Bizim sosyal dokumuzu ve bünyemizi bu gibi kanunlar değil, halkımızın aslî inanç değerleri ve dünya görüşü şekillendirir. Ama, ev sağlam olsa bile, evin duvarlarında açılan bir takım ‘fare delikleri’ni zamanında tıkamazsanız, fareler evi istilâ edebilir.
Selahaddin E. Çakırgil'in yazısı:
Geçen Pazartesi günkü ve ‘Ailede yangın Vaaar!’ başlıklı yazıda, Başakşehir’de Siyer Vakfı’nca düzenlenen ‘Aile Konuşuluyor‘ konulu bir toplantıdan aktardıklarım yarıda kalmış ve Bülend Yavuz Bakiler ve Prof . Yûsuf Ziyâ Kavakçı’nın görüşlerine ayrı bir yazıda değineceğimi belirtmiştim. Ama, araya başka yazılar girince bu güne kaldı.
Bu konuyla ilişkili olduğu için, önce şu hususu tekrar hatırlatayım.
Avrupa Birliği (AB)’nin çabalarıyla ve, ‘Kadına baskı ve ayrımcılığa son vermeyi sağlamak’ iddiasıyla 2012 yılında ‘İstanbul Sözleşmesi’ adıyla imzalanan ve ona bağlı olarak çıkarılan 6284 sayılı Kanunun getirdiği uygulamalara ancak 6-7 yıl sonra 2018-19’larda itiraz etmek gereğinin hissedilmesini izah edebilenler var mıdır, bilmiyorum.

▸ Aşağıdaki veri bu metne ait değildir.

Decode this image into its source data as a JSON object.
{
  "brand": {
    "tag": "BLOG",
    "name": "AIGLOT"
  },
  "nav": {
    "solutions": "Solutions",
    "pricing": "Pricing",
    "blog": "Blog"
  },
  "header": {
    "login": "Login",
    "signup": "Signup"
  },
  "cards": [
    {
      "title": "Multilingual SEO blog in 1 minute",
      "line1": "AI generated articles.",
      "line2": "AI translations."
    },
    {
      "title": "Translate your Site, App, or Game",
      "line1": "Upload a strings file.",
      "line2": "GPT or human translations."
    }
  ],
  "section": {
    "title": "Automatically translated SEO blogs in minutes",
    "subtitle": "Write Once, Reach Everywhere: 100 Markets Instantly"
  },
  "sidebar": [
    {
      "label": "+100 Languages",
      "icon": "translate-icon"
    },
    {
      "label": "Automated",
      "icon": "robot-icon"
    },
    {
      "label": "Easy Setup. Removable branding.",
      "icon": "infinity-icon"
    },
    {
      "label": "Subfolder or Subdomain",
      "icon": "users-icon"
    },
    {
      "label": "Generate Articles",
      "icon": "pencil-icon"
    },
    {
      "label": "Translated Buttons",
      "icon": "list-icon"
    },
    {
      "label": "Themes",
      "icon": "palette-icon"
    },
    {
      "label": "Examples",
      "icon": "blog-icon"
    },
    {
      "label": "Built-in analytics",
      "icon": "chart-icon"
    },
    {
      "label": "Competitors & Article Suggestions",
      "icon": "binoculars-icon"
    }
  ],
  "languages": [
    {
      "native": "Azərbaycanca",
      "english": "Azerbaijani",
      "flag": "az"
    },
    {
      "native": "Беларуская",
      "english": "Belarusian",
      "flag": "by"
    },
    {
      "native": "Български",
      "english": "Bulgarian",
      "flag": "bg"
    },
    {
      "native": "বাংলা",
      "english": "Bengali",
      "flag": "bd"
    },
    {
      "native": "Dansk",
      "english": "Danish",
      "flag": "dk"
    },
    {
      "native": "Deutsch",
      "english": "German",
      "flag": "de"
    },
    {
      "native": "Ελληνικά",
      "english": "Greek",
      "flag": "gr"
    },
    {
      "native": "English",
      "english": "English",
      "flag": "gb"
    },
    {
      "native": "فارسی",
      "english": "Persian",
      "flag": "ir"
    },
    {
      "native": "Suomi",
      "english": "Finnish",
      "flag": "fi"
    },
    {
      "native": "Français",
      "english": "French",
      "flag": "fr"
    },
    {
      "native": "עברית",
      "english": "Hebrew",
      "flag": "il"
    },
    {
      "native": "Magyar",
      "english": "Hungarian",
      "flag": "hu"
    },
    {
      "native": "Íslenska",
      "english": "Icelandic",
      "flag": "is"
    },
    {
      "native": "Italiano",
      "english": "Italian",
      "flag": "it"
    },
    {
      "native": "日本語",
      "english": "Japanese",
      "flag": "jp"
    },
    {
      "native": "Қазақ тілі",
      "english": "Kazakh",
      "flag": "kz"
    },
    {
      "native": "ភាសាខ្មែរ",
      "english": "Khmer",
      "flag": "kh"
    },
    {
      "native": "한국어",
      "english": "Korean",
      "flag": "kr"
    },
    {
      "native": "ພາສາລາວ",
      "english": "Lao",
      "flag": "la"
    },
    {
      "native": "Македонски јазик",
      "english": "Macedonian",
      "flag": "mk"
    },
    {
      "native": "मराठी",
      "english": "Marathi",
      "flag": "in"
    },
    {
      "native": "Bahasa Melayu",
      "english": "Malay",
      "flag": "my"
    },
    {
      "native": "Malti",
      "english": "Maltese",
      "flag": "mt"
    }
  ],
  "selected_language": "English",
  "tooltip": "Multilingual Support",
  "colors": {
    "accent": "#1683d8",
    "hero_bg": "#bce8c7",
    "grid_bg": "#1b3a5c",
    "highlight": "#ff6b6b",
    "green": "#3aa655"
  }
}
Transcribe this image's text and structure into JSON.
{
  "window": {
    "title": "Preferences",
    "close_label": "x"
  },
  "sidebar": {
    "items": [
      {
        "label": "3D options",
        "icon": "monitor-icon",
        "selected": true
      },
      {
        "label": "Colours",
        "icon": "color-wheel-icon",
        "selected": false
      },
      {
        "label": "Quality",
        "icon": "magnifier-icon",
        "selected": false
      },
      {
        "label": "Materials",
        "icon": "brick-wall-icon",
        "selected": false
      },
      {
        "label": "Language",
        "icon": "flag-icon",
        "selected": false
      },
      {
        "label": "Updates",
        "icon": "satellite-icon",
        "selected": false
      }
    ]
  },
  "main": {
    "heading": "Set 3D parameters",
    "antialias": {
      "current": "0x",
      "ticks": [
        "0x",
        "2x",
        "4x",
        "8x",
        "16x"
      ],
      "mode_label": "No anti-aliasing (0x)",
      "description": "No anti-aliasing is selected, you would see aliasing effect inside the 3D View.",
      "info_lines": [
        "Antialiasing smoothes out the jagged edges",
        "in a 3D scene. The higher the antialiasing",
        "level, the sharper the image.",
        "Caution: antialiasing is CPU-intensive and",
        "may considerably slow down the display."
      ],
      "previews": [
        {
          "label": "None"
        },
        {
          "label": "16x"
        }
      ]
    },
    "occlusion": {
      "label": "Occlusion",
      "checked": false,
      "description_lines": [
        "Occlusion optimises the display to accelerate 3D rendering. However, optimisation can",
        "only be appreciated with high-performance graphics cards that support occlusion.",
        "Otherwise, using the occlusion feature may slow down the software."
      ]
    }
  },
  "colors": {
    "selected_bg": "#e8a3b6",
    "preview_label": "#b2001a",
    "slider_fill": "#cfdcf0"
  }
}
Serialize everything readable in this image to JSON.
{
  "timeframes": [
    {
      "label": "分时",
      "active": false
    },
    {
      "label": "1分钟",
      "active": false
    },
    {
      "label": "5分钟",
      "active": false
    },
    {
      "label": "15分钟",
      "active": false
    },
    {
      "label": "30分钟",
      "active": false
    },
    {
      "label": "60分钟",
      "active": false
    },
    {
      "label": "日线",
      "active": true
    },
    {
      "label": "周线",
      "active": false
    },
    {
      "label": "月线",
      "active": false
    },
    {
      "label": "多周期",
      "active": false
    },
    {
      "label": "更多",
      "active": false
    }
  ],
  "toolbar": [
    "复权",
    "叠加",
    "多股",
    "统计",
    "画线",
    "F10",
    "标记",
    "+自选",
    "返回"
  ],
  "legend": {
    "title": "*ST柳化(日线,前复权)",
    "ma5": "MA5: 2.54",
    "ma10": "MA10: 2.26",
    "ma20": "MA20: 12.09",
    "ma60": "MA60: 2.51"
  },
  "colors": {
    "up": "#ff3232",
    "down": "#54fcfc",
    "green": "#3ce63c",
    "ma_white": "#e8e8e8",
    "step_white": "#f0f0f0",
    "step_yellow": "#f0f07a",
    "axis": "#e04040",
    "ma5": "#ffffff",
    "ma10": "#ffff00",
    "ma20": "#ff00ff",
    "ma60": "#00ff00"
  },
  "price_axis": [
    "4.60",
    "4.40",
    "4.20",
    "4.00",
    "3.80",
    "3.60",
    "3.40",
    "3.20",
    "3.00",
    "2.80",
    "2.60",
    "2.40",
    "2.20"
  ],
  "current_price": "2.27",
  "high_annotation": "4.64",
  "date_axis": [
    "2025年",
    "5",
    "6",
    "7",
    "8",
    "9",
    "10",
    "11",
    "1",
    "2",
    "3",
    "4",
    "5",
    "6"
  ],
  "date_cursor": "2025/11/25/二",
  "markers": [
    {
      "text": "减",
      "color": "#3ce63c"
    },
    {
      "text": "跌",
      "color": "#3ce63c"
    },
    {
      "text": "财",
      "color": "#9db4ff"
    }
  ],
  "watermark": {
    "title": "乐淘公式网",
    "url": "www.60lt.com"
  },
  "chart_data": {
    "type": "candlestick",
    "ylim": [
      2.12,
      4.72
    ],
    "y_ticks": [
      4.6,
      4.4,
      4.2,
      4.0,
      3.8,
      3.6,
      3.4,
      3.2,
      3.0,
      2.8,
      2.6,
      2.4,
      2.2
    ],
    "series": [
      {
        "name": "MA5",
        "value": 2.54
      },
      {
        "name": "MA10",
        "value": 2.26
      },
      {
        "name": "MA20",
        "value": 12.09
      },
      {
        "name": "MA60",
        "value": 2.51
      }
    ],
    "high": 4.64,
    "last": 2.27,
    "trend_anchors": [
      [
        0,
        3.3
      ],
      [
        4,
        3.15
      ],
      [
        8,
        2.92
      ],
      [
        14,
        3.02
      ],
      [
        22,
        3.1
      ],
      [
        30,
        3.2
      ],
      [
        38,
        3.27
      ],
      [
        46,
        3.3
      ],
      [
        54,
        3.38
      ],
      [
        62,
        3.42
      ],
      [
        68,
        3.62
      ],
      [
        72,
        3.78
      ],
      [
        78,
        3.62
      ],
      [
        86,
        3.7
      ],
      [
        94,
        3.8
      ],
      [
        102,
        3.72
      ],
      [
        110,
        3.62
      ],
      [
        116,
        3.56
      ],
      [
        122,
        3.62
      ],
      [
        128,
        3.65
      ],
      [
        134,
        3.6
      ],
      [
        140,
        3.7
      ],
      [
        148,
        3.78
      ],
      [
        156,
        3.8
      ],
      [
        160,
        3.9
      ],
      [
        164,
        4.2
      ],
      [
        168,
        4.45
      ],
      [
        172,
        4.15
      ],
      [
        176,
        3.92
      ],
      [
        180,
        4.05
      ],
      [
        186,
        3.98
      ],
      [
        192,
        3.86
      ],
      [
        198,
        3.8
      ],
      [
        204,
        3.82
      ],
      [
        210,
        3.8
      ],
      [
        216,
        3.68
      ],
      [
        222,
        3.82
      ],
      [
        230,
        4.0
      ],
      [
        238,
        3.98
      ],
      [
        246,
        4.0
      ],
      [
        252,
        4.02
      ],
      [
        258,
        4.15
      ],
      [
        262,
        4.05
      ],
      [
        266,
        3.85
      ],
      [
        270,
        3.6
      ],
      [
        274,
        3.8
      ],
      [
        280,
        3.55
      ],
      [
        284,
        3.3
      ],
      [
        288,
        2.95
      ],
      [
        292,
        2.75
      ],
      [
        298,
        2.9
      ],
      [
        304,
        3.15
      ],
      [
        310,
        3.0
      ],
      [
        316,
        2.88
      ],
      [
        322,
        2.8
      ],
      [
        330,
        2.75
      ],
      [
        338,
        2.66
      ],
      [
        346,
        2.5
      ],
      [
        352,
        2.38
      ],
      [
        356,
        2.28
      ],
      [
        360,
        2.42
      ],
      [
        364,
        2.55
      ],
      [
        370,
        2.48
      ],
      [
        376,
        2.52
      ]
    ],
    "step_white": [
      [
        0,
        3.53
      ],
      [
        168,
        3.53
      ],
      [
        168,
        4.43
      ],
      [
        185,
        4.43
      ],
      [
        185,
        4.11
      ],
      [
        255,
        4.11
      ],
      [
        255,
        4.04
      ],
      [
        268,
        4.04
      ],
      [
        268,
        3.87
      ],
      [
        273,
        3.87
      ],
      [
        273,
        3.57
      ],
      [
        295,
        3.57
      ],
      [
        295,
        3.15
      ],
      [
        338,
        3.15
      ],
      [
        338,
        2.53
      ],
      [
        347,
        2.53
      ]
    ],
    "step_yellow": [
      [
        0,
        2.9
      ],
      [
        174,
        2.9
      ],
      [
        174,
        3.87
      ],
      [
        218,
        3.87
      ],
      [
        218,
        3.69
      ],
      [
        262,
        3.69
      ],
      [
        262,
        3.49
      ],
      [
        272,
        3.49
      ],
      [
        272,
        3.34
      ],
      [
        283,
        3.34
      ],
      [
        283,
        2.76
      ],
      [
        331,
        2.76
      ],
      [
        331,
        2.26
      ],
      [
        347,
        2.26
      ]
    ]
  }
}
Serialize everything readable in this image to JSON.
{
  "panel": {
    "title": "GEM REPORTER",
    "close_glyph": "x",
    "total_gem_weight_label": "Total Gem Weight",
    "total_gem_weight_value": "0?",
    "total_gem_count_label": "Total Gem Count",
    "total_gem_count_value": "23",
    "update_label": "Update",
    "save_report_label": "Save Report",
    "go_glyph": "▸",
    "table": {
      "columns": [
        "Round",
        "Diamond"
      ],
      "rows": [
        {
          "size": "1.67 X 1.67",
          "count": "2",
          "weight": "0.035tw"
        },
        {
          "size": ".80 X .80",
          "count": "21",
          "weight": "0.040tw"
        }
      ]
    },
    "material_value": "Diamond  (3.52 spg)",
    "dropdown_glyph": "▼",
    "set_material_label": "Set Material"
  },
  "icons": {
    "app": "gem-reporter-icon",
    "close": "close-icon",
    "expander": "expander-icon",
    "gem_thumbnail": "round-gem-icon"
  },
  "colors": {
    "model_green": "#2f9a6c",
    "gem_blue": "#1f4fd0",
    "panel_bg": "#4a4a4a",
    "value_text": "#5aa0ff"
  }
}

Bu biraz, eski Gen. Kur. Başkanları’ndan ve zaman-ı saltanatında rüzgârıyla bile bazılarını korkutan bir em. General’in, ‘Askerlerin de askerî mahkemelerde değil, sivil mahkemelerde yargılanması’na dair, 2009’da kabul edilen bir kanunun ardında ‘F. G’ ve Cemaati’nin olduğu iddiasını, aradan bunca zaman, 11 yıl geçtikten sonra keşfetmesine benzemiyor mu? Bu em. General, eski ‘jakobenist, tepeden inmeci ve militarist devrimci’ ayarlara dönmek hayaliyle, yeni bir siyasî tartışma zemininin açılmasına çalışması, mes’elelerin künhüne geç bir intikal mi, yoksa bir siyasî oyun kurmak çabası mıdır? Herkes bunun cevabını kendi bakış açısına göre versin.